4.6 Study constraints

This study faced several constraints, primarily due to limited understanding of the mechanisms triggering spontaneous protoplast formation and thallus degradation in U. lacinulata, requiring reliance on visible cues as experimental starting points. Since the U. lacinulata studied was originally intended for optimization of steps towards large-scale cultivation (Cardoso et al. 2023, 2024b), we lacked the tools to investigate Ulva–bacteria interactions, cell wall structure and permeability to AGMPFs. While literature suggests connections between our observations and Ulva–bacteria interactions or green tide phenomena, our data do not support causal conclusions but rather offer hypotheses and future research directions. Although we verified protoplast formation and germination using established protocols (Gupta et al. 2018; Reddy and Seth 2018), our approach deliberately omitted some standard steps to align with regular cultivation practices, limiting direct comparability. Germination rates were estimated based on macroscopic individual emergence, differing from literature norms and emphasizing the need for standardized metrics to assess protoplast viability and regeneration at scale.
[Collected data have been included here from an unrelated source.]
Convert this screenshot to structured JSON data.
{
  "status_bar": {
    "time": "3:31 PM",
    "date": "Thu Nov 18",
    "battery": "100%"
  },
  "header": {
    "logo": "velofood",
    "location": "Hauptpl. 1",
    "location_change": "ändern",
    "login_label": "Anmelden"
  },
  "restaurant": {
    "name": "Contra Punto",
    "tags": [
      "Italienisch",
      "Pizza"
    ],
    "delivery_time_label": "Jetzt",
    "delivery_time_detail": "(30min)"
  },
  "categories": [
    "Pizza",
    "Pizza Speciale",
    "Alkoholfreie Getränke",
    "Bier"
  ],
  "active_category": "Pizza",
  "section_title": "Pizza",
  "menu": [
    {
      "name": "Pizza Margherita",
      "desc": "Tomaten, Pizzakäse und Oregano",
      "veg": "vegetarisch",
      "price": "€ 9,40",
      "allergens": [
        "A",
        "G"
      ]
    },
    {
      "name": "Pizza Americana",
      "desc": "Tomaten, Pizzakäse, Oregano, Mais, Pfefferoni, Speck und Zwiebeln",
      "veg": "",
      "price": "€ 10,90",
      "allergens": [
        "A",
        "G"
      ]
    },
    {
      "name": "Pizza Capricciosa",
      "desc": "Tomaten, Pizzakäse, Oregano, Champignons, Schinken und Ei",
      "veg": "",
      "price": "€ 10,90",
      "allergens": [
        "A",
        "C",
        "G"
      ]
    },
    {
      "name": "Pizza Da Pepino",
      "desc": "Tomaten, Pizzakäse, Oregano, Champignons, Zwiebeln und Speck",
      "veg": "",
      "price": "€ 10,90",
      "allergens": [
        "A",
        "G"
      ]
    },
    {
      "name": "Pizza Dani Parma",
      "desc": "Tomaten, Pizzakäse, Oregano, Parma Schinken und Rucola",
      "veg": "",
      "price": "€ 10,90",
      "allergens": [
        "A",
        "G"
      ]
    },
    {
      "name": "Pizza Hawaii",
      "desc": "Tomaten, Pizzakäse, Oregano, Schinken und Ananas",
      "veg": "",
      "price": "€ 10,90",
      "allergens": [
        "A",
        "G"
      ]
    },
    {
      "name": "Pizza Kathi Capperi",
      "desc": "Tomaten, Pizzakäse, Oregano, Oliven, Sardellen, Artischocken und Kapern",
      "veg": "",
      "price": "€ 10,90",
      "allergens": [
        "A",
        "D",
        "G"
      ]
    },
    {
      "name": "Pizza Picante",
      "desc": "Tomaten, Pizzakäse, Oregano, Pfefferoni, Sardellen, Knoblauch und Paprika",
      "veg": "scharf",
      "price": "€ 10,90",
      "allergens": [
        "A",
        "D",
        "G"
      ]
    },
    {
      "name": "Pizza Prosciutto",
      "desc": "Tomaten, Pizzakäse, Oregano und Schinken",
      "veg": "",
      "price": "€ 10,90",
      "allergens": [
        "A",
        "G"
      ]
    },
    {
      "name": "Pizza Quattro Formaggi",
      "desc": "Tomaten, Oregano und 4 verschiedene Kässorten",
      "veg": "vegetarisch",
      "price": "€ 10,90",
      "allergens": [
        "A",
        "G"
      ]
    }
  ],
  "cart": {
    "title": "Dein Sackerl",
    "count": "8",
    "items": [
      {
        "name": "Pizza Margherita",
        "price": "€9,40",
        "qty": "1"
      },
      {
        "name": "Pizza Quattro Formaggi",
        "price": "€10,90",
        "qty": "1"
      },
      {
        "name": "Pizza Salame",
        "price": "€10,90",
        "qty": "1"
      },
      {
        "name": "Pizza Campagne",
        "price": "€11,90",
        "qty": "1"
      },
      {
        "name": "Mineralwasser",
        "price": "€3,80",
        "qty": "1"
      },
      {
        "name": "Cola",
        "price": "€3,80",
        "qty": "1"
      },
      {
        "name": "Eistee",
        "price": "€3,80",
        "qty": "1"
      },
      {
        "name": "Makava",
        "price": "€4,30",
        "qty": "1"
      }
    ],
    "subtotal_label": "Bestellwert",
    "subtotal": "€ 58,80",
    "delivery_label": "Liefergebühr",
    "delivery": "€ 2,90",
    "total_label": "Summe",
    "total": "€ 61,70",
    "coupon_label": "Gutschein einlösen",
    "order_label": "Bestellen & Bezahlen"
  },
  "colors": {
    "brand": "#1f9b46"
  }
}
Unexpected emergence of distinct macroscopic morphotypes and asynchronous reproductive behaviour under uniform conditions led to a more descriptive second experiment, underscoring the importance of tracking morphogenesis, as not all regenerated forms reach maturity or persist beyond reproductive phases. The use of CFW, while binding to cellulose (Albani 2004), is known to offer a reduced insight into wall degradation due to the occurrence of residual fluorescence in cells without a cell wall (Gupta et al. 2012). Our estimates of natural protoplast contribution to seeding were based on gamete data from a different Ulva species (Zhang et al. 2013), which may not fully reflect the reproductive output of the strains. However, the results of our calculations are likely an underestimation of the actual yields (cell masses and their production of gametes were not considered). Lastly, the unpredictable nature of degradation in tumbling cultures prevented consistent replication with the same species, though similar results in U. compressa and other Ulva species (Cardoso 2024) support the broader applicability of our findings.